1.4. de la mobilisation d’indicateurs

1.4.1. L’empreinte écologique

Le concept de l’empreinte écologique date de 1996 (Rees et al, 1996). Il renvoie à l’équilibre entre la consommation de chaque humain et les ressources nécessaires pour fournir les biens (habitat, nourriture, services collectifs, transport) consommés. L’empreinte écologique « représente la surface de sol et d’océans nécessaire pour fournir les ressources consommées par une population donnée et pour assimiler les rejets et déchets de cette population. Les ressources consommées peuvent provenir de surfaces productives situées en dehors du territoire occupé par cette population » (Bovar et al, 2008 : 68). Les auteurs précisent que cela reste un indicateur d’environnement et non global, car il ne prend pas en compte les dimensions sociales et économiques. L’empreinte est exprimée en hectares globaux et, dans une vision de durabilité, la bio-capacité mondiale moyenne par personne serait de 1,8 ha (2003).
C’est un indicateur synthétique de soutenabilité qui tend à représenter le plus fidèlement possible une réalité donnée (Boutaud et Gondran, 2009). Il repose sur deux étapes qui paraissent incontournables : le recensement de l’ensemble des données nécessaires et/ou disponibles et la normalisation de ces données afin de pouvoir les agréger et les exprimer en une unité de mesure commune. Ce sont les hypothèses, complexes, du système comptable de l’empreinte écologique (Wackernagel et al, 2005).
Boutaud, dès 2002, mobilisait cet indicateur pour le comparer avec l’IDH[1] de certaines nations et les empreintes écologiques respectives des habitants de celles-ci (ha/hab.). En croisant ces deux données, l’auteur parvint à construire une grille d’évaluation (schéma 2) où « apparaît l’objectif à atteindre : un niveau de développement humain à la fois satisfaisant… et écologiquement durable ! » (2002 : 4). L’IDH quant à lui ne tient pas compte de la dimension environnementale (Bovar et al, 2008 : 63).
Comme le fait remarquer l’auteur « la première évidence qui saute aux yeux est sans appel : aucune nation ne réussit à atteindre un niveau de développement humain élevé tout en gardant un impact environnemental inférieur au seuil de durabilité écologique » (Boutaud, 2002 : 5).

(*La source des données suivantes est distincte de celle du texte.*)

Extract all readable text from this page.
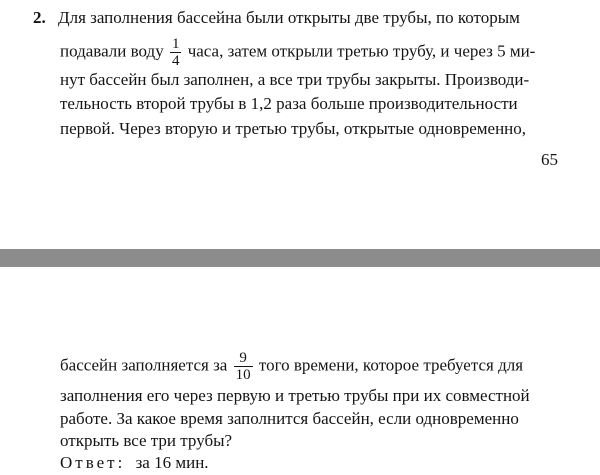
2. Для заполнения бассейна были открыты две трубы, по которым
подавали воду $\frac{1}{4}$ часа, затем открыли третью трубу, и через 5 ми-
нут бассейн был заполнен, а все три трубы закрыты. Производи-
тельность второй трубы в 1,2 раза больше производительности
первой. Через вторую и третью трубы, открытые одновременно,
65
бассейн заполняется за $\frac{9}{10}$ того времени, которое требуется для
заполнения его через первую и третью трубы при их совместной
работе. За какое время заполнится бассейн, если одновременно
открыть все три трубы?
Ответ: за 16 мин.
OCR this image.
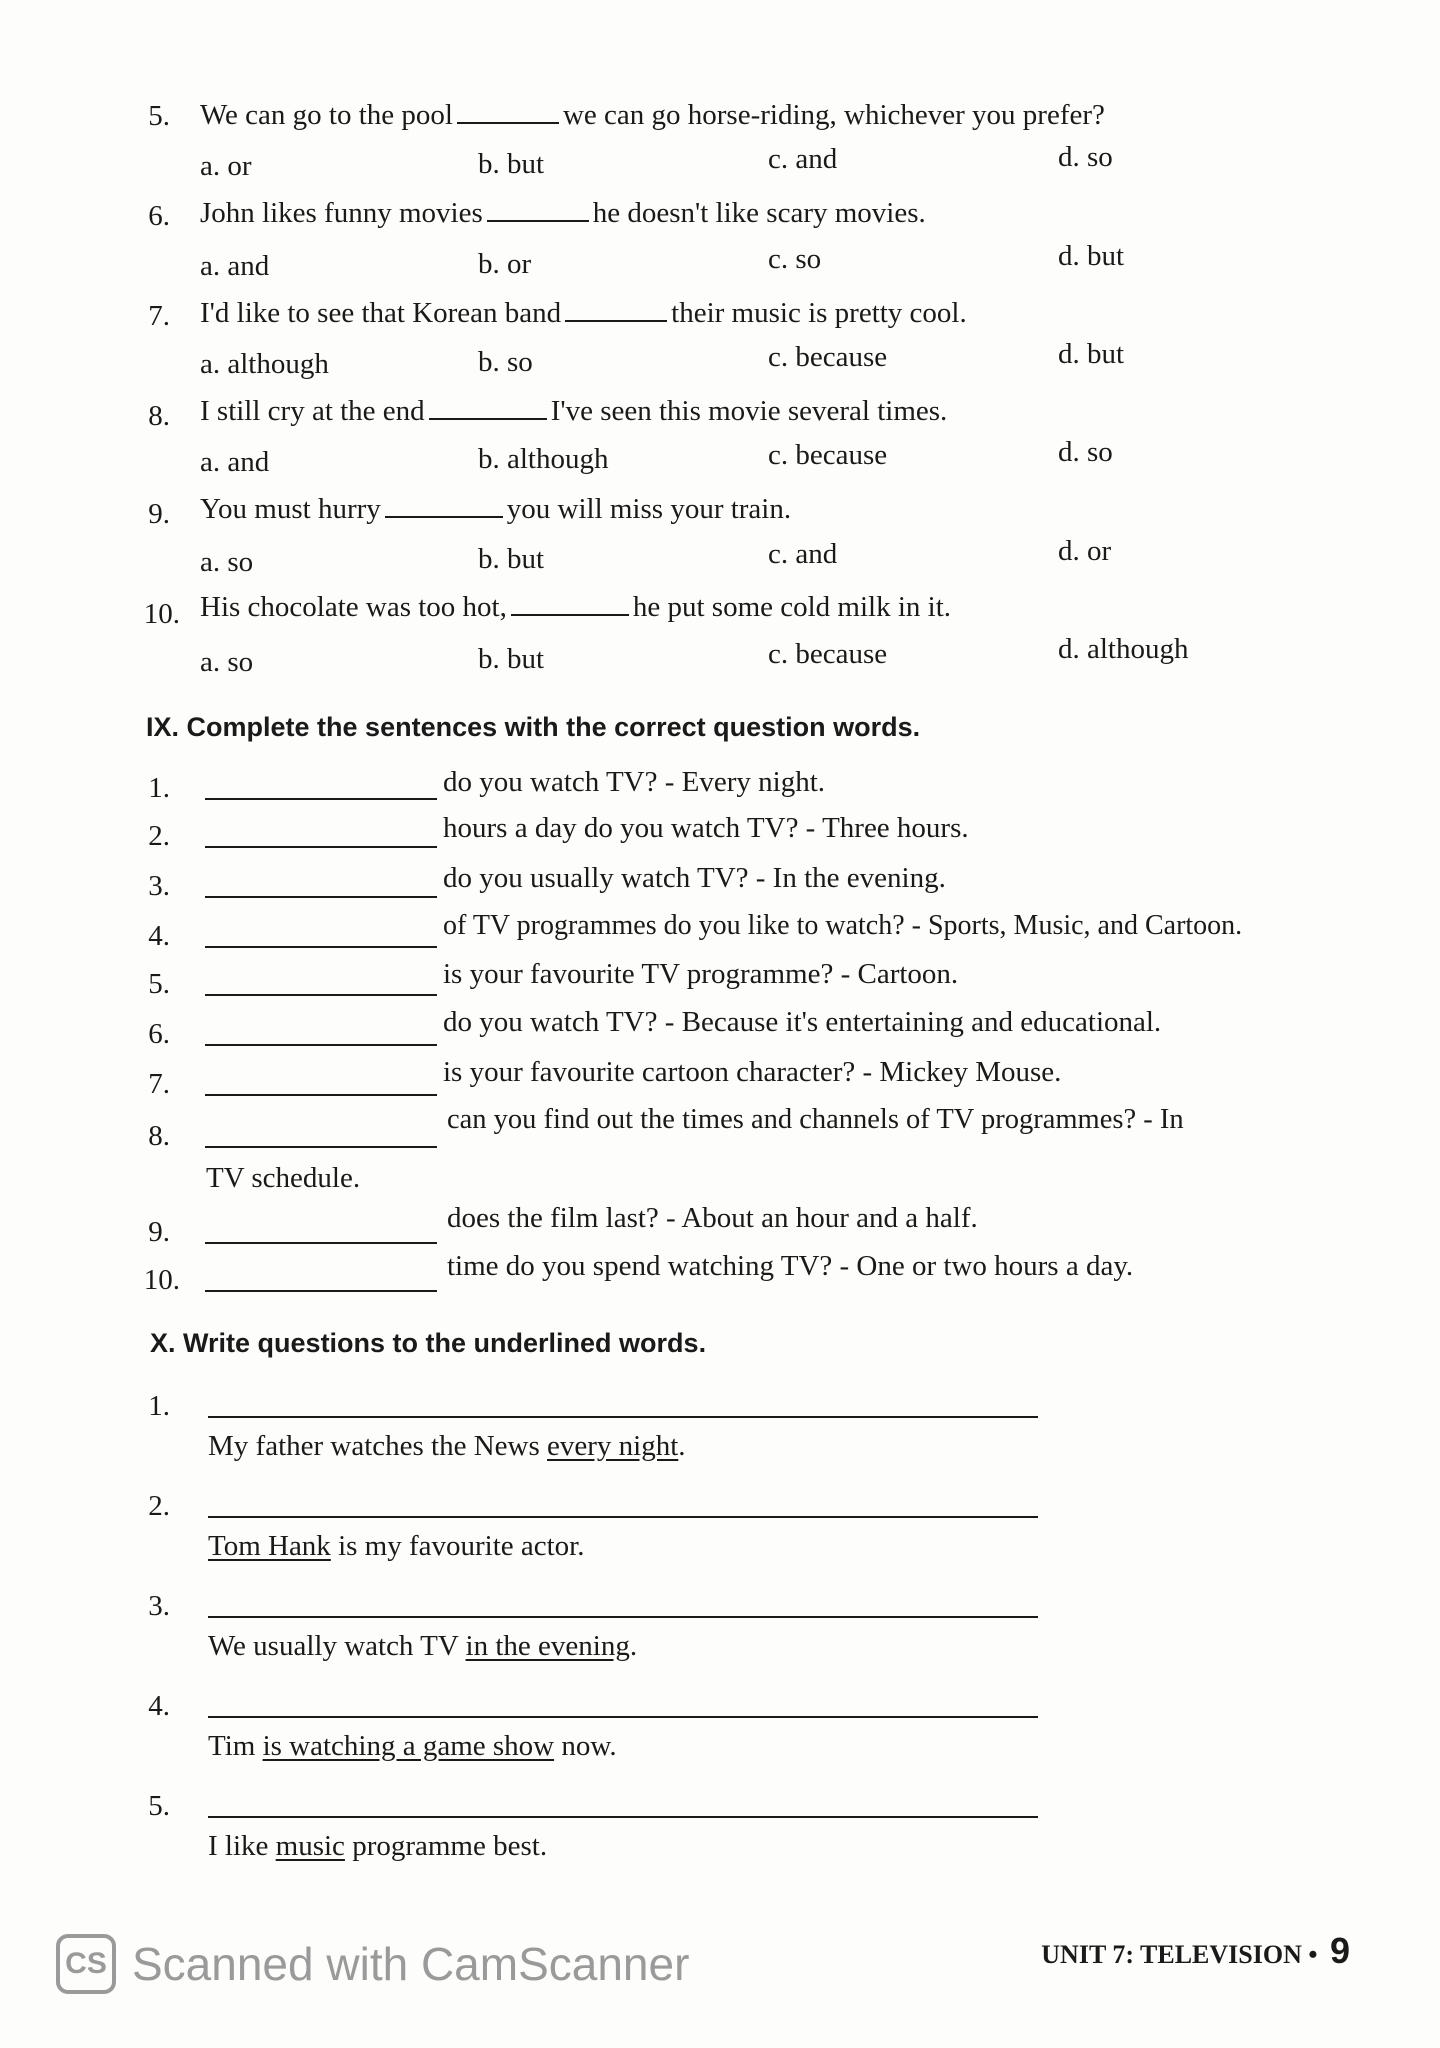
5. We can go to the pool	we can go horse-riding, whichever you prefer?
a. or	b. but	c. and	d. so
6. John likes funny movies	he doesn't like scary movies.
a. and	b. or	c. so	d. but
7. I'd like to see that Korean band	their music is pretty cool.
a. although	b. so	c. because	d. but
8. I still cry at the end	I've seen this movie several times.
a. and	b. although	c. because	d. so
9. You must hurry	you will miss your train.
a. so	b. but	c. and	d. or
10. His chocolate was too hot,	he put some cold milk in it.
a. so	b. but	c. because	d. although
IX. Complete the sentences with the correct question words.
1.	do you watch TV? - Every night.
2.	hours a day do you watch TV? - Three hours.
3.	do you usually watch TV? - In the evening.
4.	of TV programmes do you like to watch? - Sports, Music, and Cartoon.
5.	is your favourite TV programme? - Cartoon.
6.	do you watch TV? - Because it's entertaining and educational.
7.	is your favourite cartoon character? - Mickey Mouse.
8.
can you find out the times and channels of TV programmes? - In
TV schedule.
9.	does the film last? - About an hour and a half.
10.	time do you spend watching TV? - One or two hours a day.
X. Write questions to the underlined words.
1.
My father watches the News every night.
2.
Tom Hank is my favourite actor.
3.
We usually watch TV in the evening.
4.
Tim is watching a game show now.
5.
I like music programme best.
CS Scanned with CamScanner	UNIT 7: TELEVISION • 9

[1] Indicateur de Développement Humain agrégat de l’indicateur de longévité (espérance de vie à la naissance), le niveau d’éducation (taux de scolarisation et taux d’alphabétisation) et le niveau de vie ramené en parité du pouvoir d’achat (PPA).

Schéma 2 : Développement humain écologiquement durable (Boutaud, 2002)

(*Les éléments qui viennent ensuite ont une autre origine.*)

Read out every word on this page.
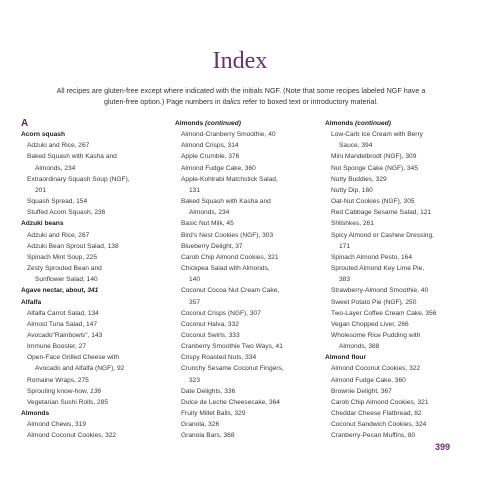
Index
All recipes are gluten-free except where indicated with the initials NGF. (Note that some recipes labeled NGF have a gluten-free option.) Page numbers in italics refer to boxed text or introductory material.
A
Acorn squash
Adzuki and Rice, 267
Baked Squash with Kasha and
Almonds, 234
Extraordinary Squash Soup (NGF),
201
Squash Spread, 154
Stuffed Acorn Squash, 236
Adzuki beans
Adzuki and Rice, 267
Adzuki Bean Sprout Salad, 138
Spinach Mint Soup, 225
Zesty Sprouted Bean and
Sunflower Salad, 140
Agave nectar, about, 341
Alfalfa
Alfalfa Carrot Salad, 134
Almost Tuna Salad, 147
Avocado"Rainbowls", 143
Immune Booster, 27
Open-Face Grilled Cheese with
Avocado and Alfalfa (NGF), 92
Romaine Wraps, 275
Sprouting know-how, 136
Vegetarian Sushi Rolls, 285
Almonds
Almond Chews, 319
Almond Coconut Cookies, 322
Almonds (continued)
Almond-Cranberry Smoothie, 40
Almond Crisps, 314
Apple Crumble, 376
Almond Fudge Cake, 360
Apple-Kohlrabi Matchstick Salad,
131
Baked Squash with Kasha and
Almonds, 234
Basic Nut Milk, 45
Bird's Nest Cookies (NGF), 303
Blueberry Delight, 37
Carob Chip Almond Cookies, 321
Chickpea Salad with Almonds,
140
Coconut Cocoa Nut Cream Cake,
357
Coconut Crisps (NGF), 307
Coconut Halva, 332
Coconut Swirls, 333
Cranberry Smoothie Two Ways, 41
Crispy Roasted Nuts, 334
Crunchy Sesame Coconut Fingers,
323
Date Delights, 336
Dulce de Leche Cheesecake, 364
Fruity Millet Balls, 329
Granola, 326
Granola Bars, 368
Almonds (continued)
Low-Carb Ice Cream with Berry
Sauce, 394
Mini Mandelbrodt (NGF), 309
Nut Sponge Cake (NGF), 345
Nutty Buddies, 329
Nutty Dip, 160
Oat-Nut Cookies (NGF), 305
Red Cabbage Sesame Salad, 121
Shlishkes, 261
Spicy Almond or Cashew Dressing,
171
Spinach Almond Pesto, 164
Sprouted Almond Key Lime Pie,
383
Strawberry-Almond Smoothie, 40
Sweet Potato Pie (NGF), 250
Two-Layer Coffee Cream Cake, 356
Vegan Chopped Liver, 266
Wholesome Rice Pudding with
Almonds, 388
Almond flour
Almond Coconut Cookies, 322
Almond Fudge Cake, 360
Brownie Delight, 367
Carob Chip Almond Cookies, 321
Cheddar Cheese Flatbread, 82
Coconut Sandwich Cookies, 324
Cranberry-Pecan Muffins, 80
399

  Développement humain écologiquement durable

C’est à partir de ce modèle qu’un indice composite est élaboré (économique, social et sociétal) puis comparé au Bilan Carbone® de l’entreprise (ramené à l’euro de valeur ajoutée).

 1.4.2. Le Bilan Carbone®

 Le Bilan Carbone® est un outil développé en France, dès 2004, par l’Ademe (l’Agence De l’Environnement et de la Maîtrise de l’Energie). C’est une démarche pour réduire les émissions de Gaz à effet de serre (Ges). Le Bilan Carbone® permet d’identifier les postes qui sont les plus gros contributeurs. La répartition des émissions de Ges pour un hôtel-restaurant est présentée ci-dessous (Graphique 1).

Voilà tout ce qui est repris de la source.